Do you look at things according to the outward appearance? 2 Corinthians x.7
As human beings, we are prone to judge others according to their outward appearance. Even at the first glance, we study the outward appearance of people. We measure others on the basis of their beauty, skin color, height, language, accent, clothes and other accessories on their person.
The first Christians in Corinth were no different. Members of that church admired St. Paul because he had brought the Gospel to Corinth. It was through his preaching that they came to know Jesus Christ. Later, when they came across other apostles – Peter and Apollos – many of them revised their opinion about Paul. They judged Paul on the basis of external factors. This caused Paul the apostle a lot of pain because he was, in a way, their spiritual ‘father.’
What did the Corinthians say about Paul?
- Paul wasn’t among the original apostles of Christ; Peter was.
- While the ‘super apostles’ ministered in Jerusalem and Judea, Paul kept traveling in Asia and other provinces – far away from the ‘happening places’ – preaching the gospel to people of strange languages and cultures.
- Paul’s physical presence was so weak; he was short. No wonder he was called ‘Paul’ – meaning ‘little.’
- Paul couldn’t talk as impressively as Apollos did. Certainly, Peter and Apollos were superior to Paul.
- Although Paul’s letters appeared to be weighty, his speech did not make many Corinthians think he was as wise as other Christian leaders. Some even questioned whether his teachings had any divine sanction.
These judgments were all based on outward appearances. Paul, therefore, had to chide the Corinthian church. He felt it was proper to defend himself, his calling as an apostle and the honor of his God-given ministry. After all, why should some Christians be allowed to think that apostleship is their monopoly? Why should they look down upon a late entrant whom Christ was using in a different way in a new arena of Christian mission.

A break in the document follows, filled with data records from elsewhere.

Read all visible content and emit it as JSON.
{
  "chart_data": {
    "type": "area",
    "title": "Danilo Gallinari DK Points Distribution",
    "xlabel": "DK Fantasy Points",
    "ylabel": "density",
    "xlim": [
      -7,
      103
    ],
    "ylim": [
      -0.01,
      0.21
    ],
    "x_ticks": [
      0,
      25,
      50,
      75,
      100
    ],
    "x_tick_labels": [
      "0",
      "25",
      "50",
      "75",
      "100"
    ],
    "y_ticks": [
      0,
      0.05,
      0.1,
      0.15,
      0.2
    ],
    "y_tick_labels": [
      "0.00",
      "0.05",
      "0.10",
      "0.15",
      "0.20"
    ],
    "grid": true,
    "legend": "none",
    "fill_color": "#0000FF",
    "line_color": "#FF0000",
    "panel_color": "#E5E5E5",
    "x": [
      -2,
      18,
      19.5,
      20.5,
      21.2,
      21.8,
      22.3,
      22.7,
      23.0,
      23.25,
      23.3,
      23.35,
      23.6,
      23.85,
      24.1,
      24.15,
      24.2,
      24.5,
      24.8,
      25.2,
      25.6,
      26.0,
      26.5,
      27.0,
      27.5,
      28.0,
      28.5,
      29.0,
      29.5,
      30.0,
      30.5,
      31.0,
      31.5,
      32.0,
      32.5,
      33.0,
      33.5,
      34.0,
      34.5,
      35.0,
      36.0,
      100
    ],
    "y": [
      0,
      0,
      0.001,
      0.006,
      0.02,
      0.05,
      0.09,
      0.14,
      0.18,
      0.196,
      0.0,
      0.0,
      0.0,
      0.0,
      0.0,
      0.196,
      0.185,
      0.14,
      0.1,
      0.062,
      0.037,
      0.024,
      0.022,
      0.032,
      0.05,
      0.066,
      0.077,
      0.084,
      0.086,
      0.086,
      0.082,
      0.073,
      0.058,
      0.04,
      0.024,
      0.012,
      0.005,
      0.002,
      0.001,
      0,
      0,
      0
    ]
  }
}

Observe Paul’s defense in these lines:
- “For his letters,” they say, “are weighty and powerful, but his bodily presence is weak, and his speech contemptible.” 2 Corinthians x.10 NLT
- ‘But I don’t think I am inferior to these “super apostles.”‘ xi.5
- “I may not be a trained speaker, but I know what I am talking about.” xi.6
- “… for I am not at all inferior to these ‘super apostles,’ even though I am nothing at all.” xii.11.

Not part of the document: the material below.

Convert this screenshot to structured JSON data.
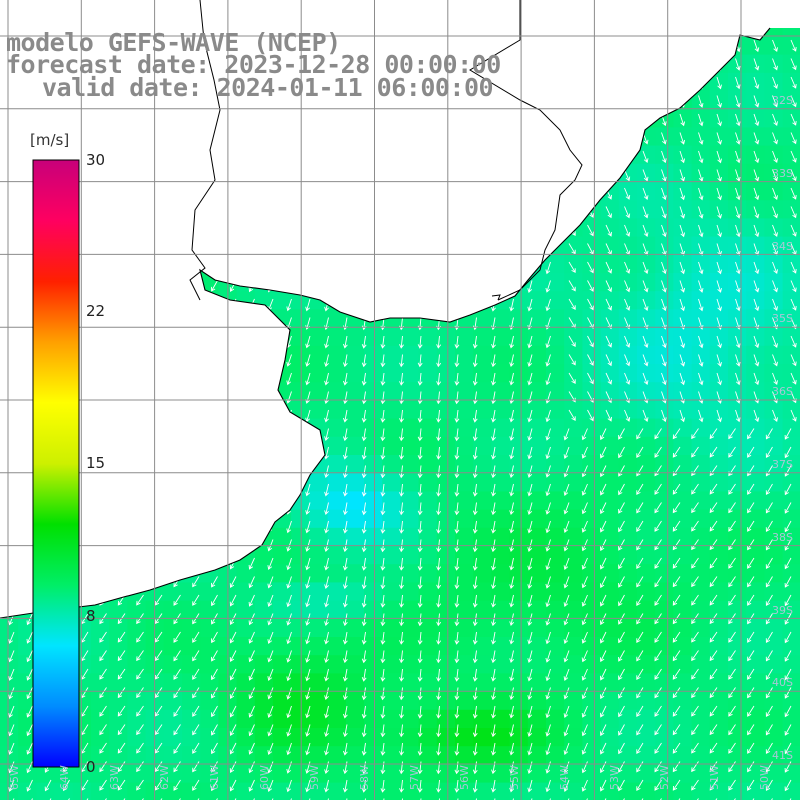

- “I will give you all the proof you want that Christ speaks through me.” xiii.3
Notice how Paul mentioned twice in this epistle that he was not at all inferior to some leaders whom the Corinthians considered as ‘super apostles.’ Paul’s courage and confidence in God’s call upon his life kept him strong. He wasn’t discouraged by the wayward assessment of some of his own friends.

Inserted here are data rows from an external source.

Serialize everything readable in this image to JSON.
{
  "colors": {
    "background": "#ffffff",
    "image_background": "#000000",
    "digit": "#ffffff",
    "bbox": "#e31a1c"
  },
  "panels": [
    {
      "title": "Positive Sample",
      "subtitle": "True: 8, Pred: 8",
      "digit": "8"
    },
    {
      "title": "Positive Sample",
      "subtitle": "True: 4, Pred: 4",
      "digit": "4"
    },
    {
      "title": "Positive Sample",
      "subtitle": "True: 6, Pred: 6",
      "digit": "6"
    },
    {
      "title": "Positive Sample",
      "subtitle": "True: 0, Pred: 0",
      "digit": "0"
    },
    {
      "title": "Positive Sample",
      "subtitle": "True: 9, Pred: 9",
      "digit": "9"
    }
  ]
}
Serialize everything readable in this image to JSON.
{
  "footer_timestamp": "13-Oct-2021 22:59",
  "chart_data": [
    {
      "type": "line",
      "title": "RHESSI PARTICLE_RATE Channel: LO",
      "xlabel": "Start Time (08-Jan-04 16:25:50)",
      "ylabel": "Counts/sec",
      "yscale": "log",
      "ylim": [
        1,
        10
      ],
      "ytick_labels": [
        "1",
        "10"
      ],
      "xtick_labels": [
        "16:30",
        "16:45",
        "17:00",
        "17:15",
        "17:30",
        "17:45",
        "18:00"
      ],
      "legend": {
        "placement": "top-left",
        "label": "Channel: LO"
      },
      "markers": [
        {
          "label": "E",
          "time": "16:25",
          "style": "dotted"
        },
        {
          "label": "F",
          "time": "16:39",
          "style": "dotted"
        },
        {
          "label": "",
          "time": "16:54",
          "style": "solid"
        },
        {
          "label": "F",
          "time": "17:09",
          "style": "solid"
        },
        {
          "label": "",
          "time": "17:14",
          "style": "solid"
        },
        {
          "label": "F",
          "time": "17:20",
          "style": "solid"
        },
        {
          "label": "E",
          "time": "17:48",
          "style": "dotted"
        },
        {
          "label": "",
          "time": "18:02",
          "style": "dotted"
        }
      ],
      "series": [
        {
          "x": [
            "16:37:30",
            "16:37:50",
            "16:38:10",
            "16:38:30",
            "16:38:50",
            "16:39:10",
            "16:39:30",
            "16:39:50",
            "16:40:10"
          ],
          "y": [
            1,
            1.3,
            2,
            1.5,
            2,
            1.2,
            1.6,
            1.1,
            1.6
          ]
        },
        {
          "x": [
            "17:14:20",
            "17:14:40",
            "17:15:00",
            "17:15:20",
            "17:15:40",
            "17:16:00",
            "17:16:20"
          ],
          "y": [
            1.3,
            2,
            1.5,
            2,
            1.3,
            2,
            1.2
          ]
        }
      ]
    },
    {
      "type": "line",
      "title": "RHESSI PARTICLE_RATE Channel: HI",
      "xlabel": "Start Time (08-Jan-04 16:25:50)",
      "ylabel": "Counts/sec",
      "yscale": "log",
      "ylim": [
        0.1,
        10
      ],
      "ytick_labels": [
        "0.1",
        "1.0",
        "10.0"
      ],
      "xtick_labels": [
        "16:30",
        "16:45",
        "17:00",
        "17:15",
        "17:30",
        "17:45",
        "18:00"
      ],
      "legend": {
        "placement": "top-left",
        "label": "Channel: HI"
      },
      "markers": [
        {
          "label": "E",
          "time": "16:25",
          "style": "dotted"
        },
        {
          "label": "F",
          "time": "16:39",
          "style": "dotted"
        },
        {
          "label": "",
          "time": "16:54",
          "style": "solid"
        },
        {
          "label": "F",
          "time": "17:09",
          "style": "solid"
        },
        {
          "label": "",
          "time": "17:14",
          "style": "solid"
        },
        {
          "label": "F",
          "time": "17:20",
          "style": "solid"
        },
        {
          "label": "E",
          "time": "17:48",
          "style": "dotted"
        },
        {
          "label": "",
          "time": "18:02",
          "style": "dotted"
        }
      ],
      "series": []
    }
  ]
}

We are reminded of what Yahweh said to prophet Samuel when he went to Jesse’s house to anoint a new king of Israel. Samuel thought that the eldest and tallest of the sons of Jesse was God’s choice for Israel. That’s when God said, “Do not look at his appearance or at the height of his stature, because I have refused him. For the Lord does not see as man sees; for man looks at the outward appearance, but the LORD looks at the heart.” (1 Samuel xvi.7)
Are we guilty of judging fellow Christians and ministers on the basis of external factors? Just because some do things differently and use unconventional methods, how can we ‘disapprove’ of their ministry? Are not our judgments way below the standards of God’s righteous assessment of His servants?
What is despised now may turn out to be far greater and significant in the years to come. Regardless of what the early Corinthian Christians thought of Paul’s stature, he stands tall in Christian history as one of the greatest apostles of Christ. Let’s try to learn God’s ways and look at other people through His eyes.